Tuesday, Sep 18 - Dec 9, 2018


Categories
  • Exhibitions
  • Location
    Block Museum of Art
    District
    Suburbs / Midwest
    Address
    Northwestern University
    40 Arts Circle Dr.
    Evanston, IL 60208
    Telephone
    847-491-4000
    Reminder
    Download to calendar

    September 18, 2018 - December 9, 2018
    Main Gallery

    This this exhibition will examine the innovative Chicago-based design firm, Goldsholl Design Associates, its principals Morton and Millie Goldsholl and the associates affiliated with their firm, and these practitioners’ extensive impact on design and film nationally from the 1950s through the 1970s. The Goldsholls trained at the Chicago-based School of Design where László Moholy-Nagy, a Hungarian émigré from the German Bauhaus school faculty, famously fostered a curriculum of aesthetic experimentation and social engagement. Moholy-Nagy’s emphasis on film in the school’s design curriculum made Chicago distinct from other American institutions. The innovative approaches that emerged from the Goldsholls’ experiences at the School of Design placed their firm at the forefront of their peers in design and the wider community of filmmakers. The Goldsholls worked at the cross-section of art, design, advertising, and visual culture. Their innovative motion pictures, which they called “designs-in-film,” applied techniques of experimental and avant-garde filmmaking to advertisements distributed to a wide audience. Designers in Film will be the first major project to study the Goldsholl firm’s history as a particular outgrowth of Chicago’s social, artistic, and economic climate.
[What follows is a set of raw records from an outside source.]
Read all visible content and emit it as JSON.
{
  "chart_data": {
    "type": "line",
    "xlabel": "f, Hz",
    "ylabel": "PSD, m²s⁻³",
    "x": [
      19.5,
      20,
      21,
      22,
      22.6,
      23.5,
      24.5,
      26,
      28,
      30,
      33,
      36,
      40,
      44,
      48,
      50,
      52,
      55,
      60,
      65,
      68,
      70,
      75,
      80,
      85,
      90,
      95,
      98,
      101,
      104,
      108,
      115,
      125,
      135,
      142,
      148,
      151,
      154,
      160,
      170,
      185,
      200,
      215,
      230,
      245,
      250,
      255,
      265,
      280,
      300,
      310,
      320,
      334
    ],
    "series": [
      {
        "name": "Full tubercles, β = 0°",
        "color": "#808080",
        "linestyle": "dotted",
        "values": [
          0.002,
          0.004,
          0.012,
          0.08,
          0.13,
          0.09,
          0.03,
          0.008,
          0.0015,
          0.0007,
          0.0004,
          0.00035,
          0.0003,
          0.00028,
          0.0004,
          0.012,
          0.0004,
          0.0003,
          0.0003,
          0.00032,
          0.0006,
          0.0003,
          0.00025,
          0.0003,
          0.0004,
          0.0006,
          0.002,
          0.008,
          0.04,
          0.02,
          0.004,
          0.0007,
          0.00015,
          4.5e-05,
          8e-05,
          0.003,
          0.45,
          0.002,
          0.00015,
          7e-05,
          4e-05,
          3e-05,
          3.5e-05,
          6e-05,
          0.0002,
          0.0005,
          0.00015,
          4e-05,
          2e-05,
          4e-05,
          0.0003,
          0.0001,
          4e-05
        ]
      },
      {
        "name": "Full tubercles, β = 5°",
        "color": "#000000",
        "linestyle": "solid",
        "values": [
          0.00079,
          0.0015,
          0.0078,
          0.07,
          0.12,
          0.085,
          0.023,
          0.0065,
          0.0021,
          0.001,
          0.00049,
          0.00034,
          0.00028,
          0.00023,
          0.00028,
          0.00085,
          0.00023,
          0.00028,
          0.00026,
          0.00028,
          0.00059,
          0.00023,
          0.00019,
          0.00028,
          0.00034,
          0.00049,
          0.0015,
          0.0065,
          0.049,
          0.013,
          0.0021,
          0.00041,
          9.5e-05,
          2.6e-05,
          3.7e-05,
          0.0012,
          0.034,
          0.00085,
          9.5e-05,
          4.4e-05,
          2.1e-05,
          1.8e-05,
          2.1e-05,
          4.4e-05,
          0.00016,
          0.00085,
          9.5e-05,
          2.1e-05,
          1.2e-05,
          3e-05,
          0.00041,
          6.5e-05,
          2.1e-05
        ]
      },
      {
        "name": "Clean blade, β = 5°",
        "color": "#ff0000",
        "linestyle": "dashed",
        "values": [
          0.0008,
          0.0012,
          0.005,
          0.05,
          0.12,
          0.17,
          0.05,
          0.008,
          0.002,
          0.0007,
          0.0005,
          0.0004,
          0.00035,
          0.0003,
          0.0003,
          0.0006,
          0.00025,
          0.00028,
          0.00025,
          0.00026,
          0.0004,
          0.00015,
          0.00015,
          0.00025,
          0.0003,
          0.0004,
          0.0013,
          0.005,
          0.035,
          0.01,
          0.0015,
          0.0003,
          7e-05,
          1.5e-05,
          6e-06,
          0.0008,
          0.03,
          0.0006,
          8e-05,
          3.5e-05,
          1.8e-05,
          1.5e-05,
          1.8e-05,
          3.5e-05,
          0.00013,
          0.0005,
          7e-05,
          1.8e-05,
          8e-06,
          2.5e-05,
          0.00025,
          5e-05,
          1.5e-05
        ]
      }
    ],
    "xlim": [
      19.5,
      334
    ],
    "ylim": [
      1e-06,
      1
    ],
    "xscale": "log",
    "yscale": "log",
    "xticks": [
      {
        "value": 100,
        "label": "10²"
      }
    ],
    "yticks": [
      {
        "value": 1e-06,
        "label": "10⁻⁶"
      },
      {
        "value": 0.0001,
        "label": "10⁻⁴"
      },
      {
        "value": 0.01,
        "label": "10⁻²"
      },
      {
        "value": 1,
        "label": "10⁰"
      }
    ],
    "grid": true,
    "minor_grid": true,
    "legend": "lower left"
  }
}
    Designers in Film will also examine and illuminate the distinctive vein of industrial film that Chicago became known for from the 1950-70s and these industrial films’ interdependent relationship to avant-garde film experiments produced by the same artists and designers. The Block exhibition will feature moving images alongside materials related to their creation, including designed objects, drawings, print advertisements, logos, photographs, and other ephemera. Together, the exhibition, its related publication, and public programs will provide context for understanding Chicago as a testing ground for ideas connecting art, design, and film that eventually gained international currency and as a producer of influential synthesizers of these ideas.